I’ve received so many kind, thoughtful messages and comments this week asking how I’m doing, how Bump is coming along and if I’m feeling any better now I’m in the second trimester.
I thought it was probably about time I updated you on how it’s all going!
So here I am, snuggled into a oversized pink velvet arm chair in my hotel room, wrapped in a large robe, watching the leaves fall outside my window and thinking about how different life will be this time next year.

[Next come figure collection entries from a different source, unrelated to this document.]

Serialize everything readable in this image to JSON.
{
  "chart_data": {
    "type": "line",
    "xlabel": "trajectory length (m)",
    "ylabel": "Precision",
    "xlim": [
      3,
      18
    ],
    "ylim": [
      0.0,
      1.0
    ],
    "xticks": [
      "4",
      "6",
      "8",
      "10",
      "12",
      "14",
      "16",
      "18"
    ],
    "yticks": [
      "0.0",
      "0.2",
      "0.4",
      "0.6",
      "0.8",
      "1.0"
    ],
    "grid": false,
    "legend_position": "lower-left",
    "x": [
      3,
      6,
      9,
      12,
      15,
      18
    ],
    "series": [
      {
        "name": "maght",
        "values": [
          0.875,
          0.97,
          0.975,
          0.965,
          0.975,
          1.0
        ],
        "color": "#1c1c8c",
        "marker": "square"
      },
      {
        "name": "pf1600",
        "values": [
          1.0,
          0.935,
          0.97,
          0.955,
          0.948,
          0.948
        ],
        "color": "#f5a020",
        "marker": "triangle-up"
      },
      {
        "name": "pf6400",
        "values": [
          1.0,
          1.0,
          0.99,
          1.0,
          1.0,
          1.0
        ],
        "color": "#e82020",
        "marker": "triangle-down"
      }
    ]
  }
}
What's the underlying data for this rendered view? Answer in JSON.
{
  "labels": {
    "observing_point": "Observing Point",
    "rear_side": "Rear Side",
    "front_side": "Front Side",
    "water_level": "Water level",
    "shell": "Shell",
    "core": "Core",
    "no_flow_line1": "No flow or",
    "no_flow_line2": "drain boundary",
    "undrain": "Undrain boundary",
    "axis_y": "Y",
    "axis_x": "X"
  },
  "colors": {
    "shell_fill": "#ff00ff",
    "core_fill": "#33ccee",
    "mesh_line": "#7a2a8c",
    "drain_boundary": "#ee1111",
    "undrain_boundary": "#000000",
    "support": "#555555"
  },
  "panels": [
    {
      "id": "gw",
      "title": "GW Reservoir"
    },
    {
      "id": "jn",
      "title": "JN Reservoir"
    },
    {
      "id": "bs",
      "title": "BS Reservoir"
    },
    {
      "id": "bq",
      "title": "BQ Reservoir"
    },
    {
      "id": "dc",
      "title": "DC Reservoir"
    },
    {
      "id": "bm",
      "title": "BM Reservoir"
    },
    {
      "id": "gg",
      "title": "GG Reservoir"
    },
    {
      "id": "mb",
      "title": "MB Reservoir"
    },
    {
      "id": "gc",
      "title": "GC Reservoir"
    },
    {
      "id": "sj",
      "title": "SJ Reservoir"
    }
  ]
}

I mentioned my earlier fears in this post and am happy to say that they’ve all but evaporated leaving nothing but excitement. Part of me can’t wait to meet this little person, while the more sensible part is telling me to calm down and enjoy every day as it comes. I want to try and enjoy every bit of our life together as a couple before we become a family, not because I think life is better now, but just because it’s a chapter we can never revisit. I’m not sad about it, but I’m trying to be as present as possible, rather than wishing it away thinking about how excited I am!
The extreme sickness of my first trimester has eased (if you’re suffering from HG at the mo, just know that it will get better). It’s now mostly just nausea that comes in waves, which I’m sure if you’re not pregnant sounds like hell… but trust me, compared to the first couple of months – it’s heaven!
I have to eat before I get out of bed or the sickness comes back with a vengeance, thankfully my generous husband has become a real pro at buttering toast half asleep and bringing it back to bed. A couple of hours later we then have a bigger breakfast together, I have elevenses, followed by lunch, then tea, then supper then midnight snacks. Essentially I am a bottomless pit of hunger! And the hanger is real!
Oh and the baby has become just as demanding as I am. Kicking away like a can-can dancer every-time they consider it a meal time! What started out feeling like butterflies quickly turned into army boots, but it’s fun to finally be able to share something so special with loved ones who grin with sheer delight as they feel a foot pressing into the palm of their waiting palm.
We had a scan and finally have a face to put to the wriggling…
Mummy’s nose and Daddy’s lips. How can I already love someone so much when I’ve never even met them?
I’ve bought a few more books on pregnancy, birth and beyond but haven’t actually cracked any of them open yet. As soon as I do I’ll share my recommendations!
For now I’m just trying to take it easy. Spoiling myself and May with a bit of pampering (and eating!) in the countryside. I’m going to spend a couple of days floating in the pool, reading and ordering room service.
Very grateful for my extremely stretchy old “one size fits all” swimsuit!